US inflation exceeds analysts’ expectations according to recent data.
Higher than expected
Core inflation (inflation rate excluding energy and food) based on the Personal Consumption Expenditures (PCE) price index increased by 4.7 percent in April compared to the same period last year.
This is 0.1 percentage point higher than analysts had predicted, CNBC reported on Friday.
“With today’s hotter-than-expected PCE report, the Fed may have to cut short their vacation plans as consumers’ vacations fire up spending,” said George Mateyo, Chief Investment Officer at Key Private Bank, according to CNBC.
“Prior to today’s figures, we might have thought that the Fed was hoping to take a break this summer (…) but now it seems like the Fed’s job of bringing down inflation is not over,” he continued.

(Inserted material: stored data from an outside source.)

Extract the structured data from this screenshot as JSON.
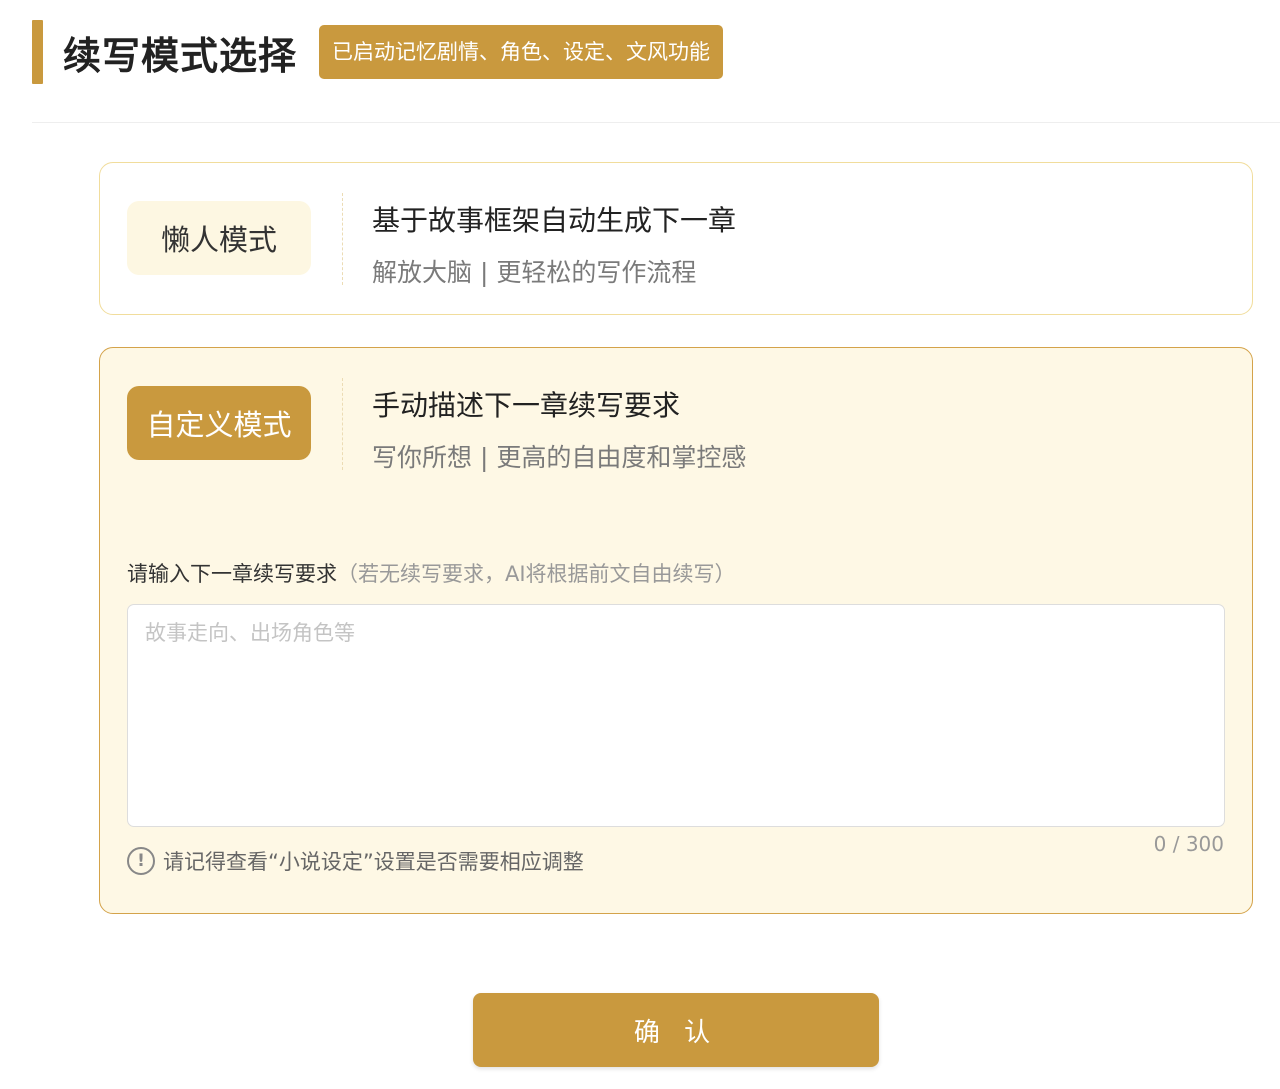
{
  "header": {
    "title": "续写模式选择",
    "badge": "已启动记忆剧情、角色、设定、文风功能"
  },
  "modes": [
    {
      "label": "懒人模式",
      "title": "基于故事框架自动生成下一章",
      "subtitle": "解放大脑 | 更轻松的写作流程",
      "selected": false
    },
    {
      "label": "自定义模式",
      "title": "手动描述下一章续写要求",
      "subtitle": "写你所想 | 更高的自由度和掌控感",
      "selected": true
    }
  ],
  "custom_input": {
    "label": "请输入下一章续写要求",
    "hint": "（若无续写要求，AI将根据前文自由续写）",
    "placeholder": "故事走向、出场角色等",
    "value": "",
    "char_count": "0 / 300"
  },
  "notice": {
    "icon": "exclamation-circle-icon",
    "text": "请记得查看“小说设定”设置是否需要相应调整"
  },
  "confirm_label": "确 认",
  "colors": {
    "accent": "#c9993e",
    "selected_card_bg": "#fef8e5",
    "lazy_pill_bg": "#fdf7e2"
  }
}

Target: 2 percent inflation
The inflation report comes out a couple of weeks before the next meeting of the US central bank, scheduled for June 13-14.
The Federal Reserve’s target is an inflation rate of around 2 percent, so today’s figure is significantly higher.
More rate hikes from the US central bank?
This could lead to the continuation of the hawkish path adopted by the US central bank about a year ago.
The central bank’s rate hikes are partly aimed at curbing consumer spending enthusiasm, which, according to the latest figures, has not been successful.